Pembrokeshire Coast National Park
The National Park has a varied landscape of rugged cliffs, sandy beaches, wooded estuaries and wild inland hills, covering a total area of 629 km² (240 square miles). It falls into four distinct sections. Running clockwise around the coast, these are the south Pembrokeshire coast, including Caldey Island; the Daugleddau estuary; the St Bride's Bay coast, including the coastal islands; and the Preseli Hills. However, not all of the the park is coastal, and there are even forests and marshes on the edges of the park.
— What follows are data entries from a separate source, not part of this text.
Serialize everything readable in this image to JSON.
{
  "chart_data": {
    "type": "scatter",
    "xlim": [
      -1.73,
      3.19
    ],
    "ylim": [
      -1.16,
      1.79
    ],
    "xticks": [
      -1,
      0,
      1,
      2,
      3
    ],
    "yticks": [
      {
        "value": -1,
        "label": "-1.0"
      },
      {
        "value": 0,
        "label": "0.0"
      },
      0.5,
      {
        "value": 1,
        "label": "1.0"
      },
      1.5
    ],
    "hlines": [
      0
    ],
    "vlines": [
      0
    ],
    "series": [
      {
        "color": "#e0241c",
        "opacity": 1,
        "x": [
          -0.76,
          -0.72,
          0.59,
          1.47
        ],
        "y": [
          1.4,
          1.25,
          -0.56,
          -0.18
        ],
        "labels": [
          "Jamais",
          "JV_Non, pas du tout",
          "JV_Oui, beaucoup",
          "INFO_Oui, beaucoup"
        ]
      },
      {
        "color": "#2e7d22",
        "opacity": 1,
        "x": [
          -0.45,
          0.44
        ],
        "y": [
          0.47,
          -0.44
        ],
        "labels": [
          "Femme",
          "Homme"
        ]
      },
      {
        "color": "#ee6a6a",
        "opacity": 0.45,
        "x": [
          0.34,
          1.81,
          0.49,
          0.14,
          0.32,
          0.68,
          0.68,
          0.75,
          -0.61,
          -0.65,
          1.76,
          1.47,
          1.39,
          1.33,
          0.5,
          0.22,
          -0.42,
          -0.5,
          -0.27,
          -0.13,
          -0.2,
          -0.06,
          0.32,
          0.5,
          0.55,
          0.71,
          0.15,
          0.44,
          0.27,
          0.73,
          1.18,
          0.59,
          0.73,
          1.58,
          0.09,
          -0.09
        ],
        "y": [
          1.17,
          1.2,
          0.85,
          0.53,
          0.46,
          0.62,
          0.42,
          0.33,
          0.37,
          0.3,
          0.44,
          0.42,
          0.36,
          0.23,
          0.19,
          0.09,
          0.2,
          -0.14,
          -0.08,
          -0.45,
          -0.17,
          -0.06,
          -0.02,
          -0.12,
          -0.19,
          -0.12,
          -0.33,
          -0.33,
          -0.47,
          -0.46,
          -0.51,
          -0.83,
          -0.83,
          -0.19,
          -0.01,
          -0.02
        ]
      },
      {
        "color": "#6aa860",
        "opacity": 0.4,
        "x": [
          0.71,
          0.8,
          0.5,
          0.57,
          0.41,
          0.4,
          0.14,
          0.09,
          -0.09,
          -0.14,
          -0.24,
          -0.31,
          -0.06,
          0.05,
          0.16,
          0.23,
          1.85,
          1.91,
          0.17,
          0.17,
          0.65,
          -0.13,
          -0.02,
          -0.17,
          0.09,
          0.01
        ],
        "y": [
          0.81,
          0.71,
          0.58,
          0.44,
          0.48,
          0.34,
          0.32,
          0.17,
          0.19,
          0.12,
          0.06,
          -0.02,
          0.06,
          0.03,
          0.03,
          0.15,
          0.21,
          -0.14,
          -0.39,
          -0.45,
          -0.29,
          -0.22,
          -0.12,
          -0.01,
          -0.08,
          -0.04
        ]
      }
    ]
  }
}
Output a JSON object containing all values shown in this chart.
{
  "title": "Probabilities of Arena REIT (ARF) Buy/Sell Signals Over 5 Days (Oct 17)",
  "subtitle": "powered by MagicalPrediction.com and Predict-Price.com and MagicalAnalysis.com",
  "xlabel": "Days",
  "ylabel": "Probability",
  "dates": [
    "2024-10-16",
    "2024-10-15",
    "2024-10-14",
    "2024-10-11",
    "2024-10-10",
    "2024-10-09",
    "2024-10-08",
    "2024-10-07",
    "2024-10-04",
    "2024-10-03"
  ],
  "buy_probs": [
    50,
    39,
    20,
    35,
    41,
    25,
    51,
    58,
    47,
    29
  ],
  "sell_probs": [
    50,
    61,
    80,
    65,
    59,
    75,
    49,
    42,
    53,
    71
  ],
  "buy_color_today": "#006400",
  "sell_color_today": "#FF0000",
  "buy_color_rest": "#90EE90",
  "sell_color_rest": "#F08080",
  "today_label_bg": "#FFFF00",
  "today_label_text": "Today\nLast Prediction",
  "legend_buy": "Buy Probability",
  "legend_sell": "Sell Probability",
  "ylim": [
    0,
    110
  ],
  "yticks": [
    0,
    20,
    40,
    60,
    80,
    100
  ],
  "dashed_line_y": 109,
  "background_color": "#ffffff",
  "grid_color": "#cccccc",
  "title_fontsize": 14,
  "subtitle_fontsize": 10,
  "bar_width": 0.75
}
The geology of the area is of particular interest with many good exposures both inland and along the coast, exhibiting a variety of rock types and structural features. In the north, the rocks of Carn Llidi, Pen Beri and Garn Fawr, together with the extensive moorland on Carningli and Mynydd Preseli, give an exposed and mountainous feel to the landscape, cut through by the wooded valleys of the Gwaun and Nevern. In the west, the National Park is dominated by the broad sweep of St Bride's Bay, bounded at its northern end by Ramsey Island, near St David's peninsula, and at its southern end by Skomer. The southern coast is another contrast, with the limestone plateau and cliffs of the Castlemartin peninsula, the steep-sided wooded valleys inland from Amroth; the Bosherston lakes - now, like much of the coastal strip, in the care of the National Trust - and the tourist resorts of Tenby and Saundersfoot. Between the western and southern areas of the National Park lies the Milford Haven waterway, where the tranquil Daugleddau estuary feeds into one of the finest natural deep water harbours in the world.
The National Park includes many sites and areas which are of national or international conservation significance in their own right, including 7 Special Areas of Conservation, a Marine Nature Reserve, 6 National Nature Reserves and 75 Sites of Special Scientific Interest.